In yesterday’s post I alluded to some challenges I’ve been facing of late. I’m wondering, today, if the greatest challenge is to let go of perfectionism… to put some water in my wine.
Today, I haven’t quite felt on top of my game. It’s Friday and though I hit most of this week’s work goals, they won’t all be checked off on the little chalkboard in my kitchen. It’s rainy out, I’m tired of the grey skies, there are dishes in the sink, the dog needs another walk, I miss my lover who’s been gone for two weeks (but will be home on Sunday!) and, naturally, I’m on my period. Nothing terrible is happening, but I’m feeling blue. A different sort of Your Blue Girlfriend.
I’ve been thinking about why I started scribbling these somewhat frivolous and certainly inconsequential essays in the vein (though never à la hauteur) of Michel de Montaigne, who, prefacing his Essais, wrote the following:
“… je suis moi-même la matière de mon livre: ce n’est pas raison que tu emploies ton loisir en un sujet si frivole et si vain.” *
What has compelled me to share what more or less amounts to a collection of morning pages?** There is a desire here to share information and circulate ideas and come proper gardening time, I intend to get down to nitty-gritties and how-tos, and there’s also a desire to infuse the world with a little more poetry, a little more, “Oh me days! Would you look at that?” As Keats wrote in his “Ode on a Grecian Urn”, "Beauty is truth, truth beauty,—that is all / Ye know on earth, and all ye need to know." I think he was mostly right about that, but part of me finds it disingenuous when writers and creators of online content whose focus is beautiful things like plants and poetry glibly gloss over their struggles, as if the beautiful things they’re talking about and experiencing have succeeded in vanquishing all of life’s difficulties. Of course there are limits, and this won’t be the place where I dump my traumas (that’s what the journals are for!) but I mean to state my intention with these Daily Musings more clearly…
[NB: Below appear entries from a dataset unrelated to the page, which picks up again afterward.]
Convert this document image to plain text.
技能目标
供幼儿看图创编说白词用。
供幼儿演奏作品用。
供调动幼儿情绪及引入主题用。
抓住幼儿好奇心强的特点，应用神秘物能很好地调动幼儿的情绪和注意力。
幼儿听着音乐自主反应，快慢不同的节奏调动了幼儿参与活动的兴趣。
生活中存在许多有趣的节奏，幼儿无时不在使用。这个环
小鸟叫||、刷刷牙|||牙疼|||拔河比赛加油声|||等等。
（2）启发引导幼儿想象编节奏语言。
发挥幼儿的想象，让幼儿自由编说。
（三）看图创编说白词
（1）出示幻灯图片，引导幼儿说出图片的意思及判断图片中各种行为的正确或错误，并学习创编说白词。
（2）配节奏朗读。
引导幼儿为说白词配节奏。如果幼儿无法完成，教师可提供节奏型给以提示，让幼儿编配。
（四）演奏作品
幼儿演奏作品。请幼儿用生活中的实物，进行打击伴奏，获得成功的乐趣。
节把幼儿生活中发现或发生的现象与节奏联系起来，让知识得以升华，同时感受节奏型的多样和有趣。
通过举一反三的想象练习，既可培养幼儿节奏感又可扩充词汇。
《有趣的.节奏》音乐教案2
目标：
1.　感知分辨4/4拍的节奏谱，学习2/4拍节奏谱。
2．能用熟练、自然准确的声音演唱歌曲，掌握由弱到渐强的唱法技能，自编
What differentiates these musings from the journals I keep is essentially an intention to invite readers to think along with me. And perhaps a shared thought here or there might spark a real-life conversation out in the world - who knows? A Blue Girlfriend can hope for that.
Speaking of girlfriends, tonight I’m invited to a Girls’ Night, and it’s already six o’clock and the dog still needs her evening walk, so I’ll have to suspend this post here, hang up my hat, mettre de l’eau dans mon vin and accept that I haven’t really said everything I meant to say. There is always mañana.***
* Translation: “I am myself the matter of this book; you would be unreasonable to suspend your leisure on so frivolous and vain a subject.”
** Morning pages - a daily, ideally matinal, free-writing exercise espoused by Julia Cameron in The Artist’s Way
*** Actually, not tomorrow. These Daily Musings will be slung your way on workin’ days. Monday-Friday. Chag Sameach!